South Carolina’s 41-17 loss to Georgia came apart at the seams around the end of the first half, and things suddenly and irreparably snowballed.
Coming out, fans levied criticism on Jake Bentley. Will Muschamp lamented how his team didn’t run the ball enough, though he also said his offensive front got whipped. It’s worth examining those issues and a few other factors.
What went wrong for Jake Bentley
The game was at least slightly in doubt up until the Bulldogs scored for the second time after halftime, making it 34-10. In that span, USC attempted 10 runs and 38 pass plays.

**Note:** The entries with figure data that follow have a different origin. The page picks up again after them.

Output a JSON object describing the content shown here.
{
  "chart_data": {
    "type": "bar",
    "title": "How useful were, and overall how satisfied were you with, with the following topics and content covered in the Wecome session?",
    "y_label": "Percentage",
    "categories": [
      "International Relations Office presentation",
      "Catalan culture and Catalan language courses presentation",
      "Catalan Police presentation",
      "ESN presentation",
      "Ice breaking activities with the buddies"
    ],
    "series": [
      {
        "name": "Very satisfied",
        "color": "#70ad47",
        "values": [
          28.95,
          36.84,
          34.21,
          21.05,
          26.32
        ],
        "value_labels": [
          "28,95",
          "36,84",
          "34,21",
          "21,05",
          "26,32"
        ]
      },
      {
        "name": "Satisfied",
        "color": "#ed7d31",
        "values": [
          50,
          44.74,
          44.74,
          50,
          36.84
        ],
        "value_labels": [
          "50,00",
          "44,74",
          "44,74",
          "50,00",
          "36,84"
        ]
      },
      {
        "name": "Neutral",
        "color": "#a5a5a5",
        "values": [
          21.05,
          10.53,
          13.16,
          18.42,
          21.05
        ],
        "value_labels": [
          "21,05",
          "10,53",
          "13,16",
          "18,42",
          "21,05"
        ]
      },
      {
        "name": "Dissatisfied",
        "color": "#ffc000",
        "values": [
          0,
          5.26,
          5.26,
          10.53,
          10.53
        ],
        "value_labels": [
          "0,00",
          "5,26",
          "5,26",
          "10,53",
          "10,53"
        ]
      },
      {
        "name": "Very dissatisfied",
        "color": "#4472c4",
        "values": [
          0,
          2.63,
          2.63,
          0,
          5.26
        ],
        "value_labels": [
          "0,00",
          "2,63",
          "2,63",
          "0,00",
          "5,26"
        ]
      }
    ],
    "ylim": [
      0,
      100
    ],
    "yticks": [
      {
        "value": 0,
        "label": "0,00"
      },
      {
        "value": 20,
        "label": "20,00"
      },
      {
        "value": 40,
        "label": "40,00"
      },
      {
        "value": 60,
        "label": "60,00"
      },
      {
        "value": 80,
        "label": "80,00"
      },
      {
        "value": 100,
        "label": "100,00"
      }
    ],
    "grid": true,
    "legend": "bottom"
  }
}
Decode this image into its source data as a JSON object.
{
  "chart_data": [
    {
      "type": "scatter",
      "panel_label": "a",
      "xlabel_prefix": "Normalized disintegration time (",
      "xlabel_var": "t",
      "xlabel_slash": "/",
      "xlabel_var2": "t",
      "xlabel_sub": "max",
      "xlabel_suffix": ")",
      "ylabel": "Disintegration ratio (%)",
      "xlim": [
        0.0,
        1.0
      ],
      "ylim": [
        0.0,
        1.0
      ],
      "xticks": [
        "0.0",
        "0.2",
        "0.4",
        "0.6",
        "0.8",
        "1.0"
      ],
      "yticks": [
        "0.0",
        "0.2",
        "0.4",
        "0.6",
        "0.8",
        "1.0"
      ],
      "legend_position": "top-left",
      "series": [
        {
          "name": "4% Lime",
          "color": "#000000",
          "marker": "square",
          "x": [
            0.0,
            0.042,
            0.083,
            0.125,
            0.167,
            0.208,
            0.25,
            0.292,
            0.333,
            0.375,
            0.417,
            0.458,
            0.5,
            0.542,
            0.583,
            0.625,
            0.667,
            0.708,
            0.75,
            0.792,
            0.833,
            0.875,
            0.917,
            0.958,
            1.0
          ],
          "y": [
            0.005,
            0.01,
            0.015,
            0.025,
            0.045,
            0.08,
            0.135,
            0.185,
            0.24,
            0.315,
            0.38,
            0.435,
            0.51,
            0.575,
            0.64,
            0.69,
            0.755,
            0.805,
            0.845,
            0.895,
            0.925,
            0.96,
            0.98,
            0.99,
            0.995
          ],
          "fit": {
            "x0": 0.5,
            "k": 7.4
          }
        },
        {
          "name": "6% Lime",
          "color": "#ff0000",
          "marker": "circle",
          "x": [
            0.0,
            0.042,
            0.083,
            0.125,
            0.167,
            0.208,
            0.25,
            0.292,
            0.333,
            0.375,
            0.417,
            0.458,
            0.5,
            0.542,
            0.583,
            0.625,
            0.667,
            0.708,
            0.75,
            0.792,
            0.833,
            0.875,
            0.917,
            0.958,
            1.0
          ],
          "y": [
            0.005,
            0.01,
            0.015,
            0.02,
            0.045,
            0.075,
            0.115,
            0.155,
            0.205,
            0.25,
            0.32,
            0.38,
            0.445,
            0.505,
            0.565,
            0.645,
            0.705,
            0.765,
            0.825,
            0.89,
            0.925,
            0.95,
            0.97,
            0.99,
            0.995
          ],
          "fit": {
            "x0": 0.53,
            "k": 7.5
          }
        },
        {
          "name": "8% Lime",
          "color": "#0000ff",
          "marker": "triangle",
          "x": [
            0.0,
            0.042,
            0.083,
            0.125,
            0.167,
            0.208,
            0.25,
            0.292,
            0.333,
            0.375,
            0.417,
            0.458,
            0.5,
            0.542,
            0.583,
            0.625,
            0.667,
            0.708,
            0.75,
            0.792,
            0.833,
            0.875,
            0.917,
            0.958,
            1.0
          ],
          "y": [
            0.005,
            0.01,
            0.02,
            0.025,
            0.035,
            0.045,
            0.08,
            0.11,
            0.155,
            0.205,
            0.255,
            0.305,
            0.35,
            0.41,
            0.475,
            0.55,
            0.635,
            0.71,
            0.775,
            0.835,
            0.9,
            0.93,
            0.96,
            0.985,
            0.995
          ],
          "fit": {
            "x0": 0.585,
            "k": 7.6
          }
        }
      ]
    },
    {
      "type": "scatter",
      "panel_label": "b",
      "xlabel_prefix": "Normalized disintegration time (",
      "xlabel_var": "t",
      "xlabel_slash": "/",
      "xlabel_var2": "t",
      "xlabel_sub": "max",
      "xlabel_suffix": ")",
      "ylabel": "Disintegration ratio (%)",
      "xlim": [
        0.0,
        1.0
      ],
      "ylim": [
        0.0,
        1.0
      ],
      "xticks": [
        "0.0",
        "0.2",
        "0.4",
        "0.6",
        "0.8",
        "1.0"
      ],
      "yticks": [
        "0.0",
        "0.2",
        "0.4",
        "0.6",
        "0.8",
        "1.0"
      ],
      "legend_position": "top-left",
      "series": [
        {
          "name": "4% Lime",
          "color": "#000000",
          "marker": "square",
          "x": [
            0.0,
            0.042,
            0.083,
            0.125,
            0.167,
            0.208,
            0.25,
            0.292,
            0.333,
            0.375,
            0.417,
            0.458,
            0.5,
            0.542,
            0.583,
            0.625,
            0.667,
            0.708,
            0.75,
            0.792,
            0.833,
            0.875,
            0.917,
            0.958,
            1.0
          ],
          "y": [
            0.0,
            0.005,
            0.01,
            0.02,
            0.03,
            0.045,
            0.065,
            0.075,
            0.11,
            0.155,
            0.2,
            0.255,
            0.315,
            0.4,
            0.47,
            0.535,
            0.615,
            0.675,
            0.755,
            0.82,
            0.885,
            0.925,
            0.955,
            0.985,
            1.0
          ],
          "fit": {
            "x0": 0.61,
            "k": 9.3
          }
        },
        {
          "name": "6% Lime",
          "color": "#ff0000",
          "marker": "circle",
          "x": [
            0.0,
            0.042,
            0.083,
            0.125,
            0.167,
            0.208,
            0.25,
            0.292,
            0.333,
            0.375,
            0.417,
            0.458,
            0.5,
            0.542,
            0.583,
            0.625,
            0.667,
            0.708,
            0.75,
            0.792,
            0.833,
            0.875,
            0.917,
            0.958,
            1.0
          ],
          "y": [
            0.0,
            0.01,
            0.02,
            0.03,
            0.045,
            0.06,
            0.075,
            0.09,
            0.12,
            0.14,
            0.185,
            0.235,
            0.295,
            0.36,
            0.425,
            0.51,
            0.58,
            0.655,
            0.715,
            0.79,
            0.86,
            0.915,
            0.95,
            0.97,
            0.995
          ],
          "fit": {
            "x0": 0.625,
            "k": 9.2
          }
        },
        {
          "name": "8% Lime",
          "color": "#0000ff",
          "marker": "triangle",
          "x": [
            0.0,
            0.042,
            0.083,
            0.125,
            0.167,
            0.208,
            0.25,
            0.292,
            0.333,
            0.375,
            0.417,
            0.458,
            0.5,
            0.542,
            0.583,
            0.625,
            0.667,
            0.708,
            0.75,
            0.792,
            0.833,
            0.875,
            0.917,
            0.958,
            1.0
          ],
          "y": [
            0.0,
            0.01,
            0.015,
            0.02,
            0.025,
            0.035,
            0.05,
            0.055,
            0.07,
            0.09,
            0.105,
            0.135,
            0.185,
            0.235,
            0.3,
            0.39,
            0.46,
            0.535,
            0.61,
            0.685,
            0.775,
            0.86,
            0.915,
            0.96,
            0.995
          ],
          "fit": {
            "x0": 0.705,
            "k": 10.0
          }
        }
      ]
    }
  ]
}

Of those pass plays, around 32 came from Bentley, discounting a bad snap, two pass interference calls, a scramble, a sack and a pass from Deebo Samuel. The batch of bad passes you probably can’t blame on him included:
▪ Five drops, several egregious, one the produced an interception touchdown.
▪ At least two that were batted down.
There were probably about eight passes one could consider “bad” in the batch or at least difficult but completable. Two were overthrown badly without a ton of pressure. Another was overthrown, though it looked as if there was some kind of miscommunication.
Two were into contested spaces, basically where a receiver was somewhat open, but a defender arrived quickly enough to break up the play. That’s a risk against Georgia’s secondary, especially with Deandre Baker patrolling back there.
There were also a trio of what Muschamp has described as “hole shots,” plays where a QB is trying to fit the ball in the gap over a corner (or a linebacker in man coverage), but close enough to the sideline a safety in Cover-2 can’t get over. Bentley twice tried to fit balls in there. Both were open enough that a great throw or great play by a receiver catching through contact would’ve gotten it done, but both times Gamecocks just took big hits and couldn’t finish.
There were a few balls on completions that might’ve been too high or not expertly placed (a swing pass to Deebo Samuel that found him 6 yards behind the line didn’t help), but some of that is nit-picking.
The big thing is, against a team as good as Georgia, eight problematic passes, five drops and a few off-target completions add up. The Bulldogs weren’t giving up big plays. USC had to play a more precise game, and these kinds of things meant the performance wasn’t enough.
What went wrong with the running game
The Gamecocks had only about 10 total true running plays when the game was still in the balance, and that came despite the Bulldogs usually playing both safeties deep.
On only three did a USC running back make it more than 1 yard before contact. Ty’Son Williams got a little more room to work than Rico Dowdle, though Williams showed a little more surge.
One issue was there wasn’t much upside in the runs the Gamecocks had. None made it longer than 9 yards. Only four got five or more. The jet sweep with Samuel that has been quite effective was blown up by a defensive end surging upfield.
There’s an argument the Gamecocks didn’t give those plays enough time to work, but none were particularly efficient or effective. USC struggled to bounce things outside, and Georgia’s speed on defense prevented anyone from getting too loose.
One Georgia advantage
Muschamp pointed out the Bulldogs played mostly split-safety defenses throughout the game. This has a few trickle-down effects and tells us something about the Bulldogs’ confidence.
Playing the safeties back allowed the corners to play tighter. The Gamecocks didn’t have many clean throws to outside receivers, and those guys didn’t make many one-on-one plays with contested balls.
That also means the Bulldogs were usually playing with as many defenders in the box as the offense had blockers. In most cases, that means an offense will try to run with equal numbers.
So South Carolina not running or being able to run either speaks to Georgia’s ability to trigger RPO passes or a conscious decision (perhaps the reasons Muschamp was unhappy). It also speaks to Kirby Smart’s confidence in his front six and how it could control USC’s running game with minimal help.
▪ Joseph Charlton’s shanked punt got much of the attention, but a miscue a few plays before was just as crucial. Samuel was coming over the middle on a 13-yard dig route and dropped the pass from Bentley. If he holds on, South Carolina would have first-and-10 on the Georgia 44 with 1:06 left in the half and a decent scoring chance. Instead, the Bulldogs got a quick drive and went into the half up 10.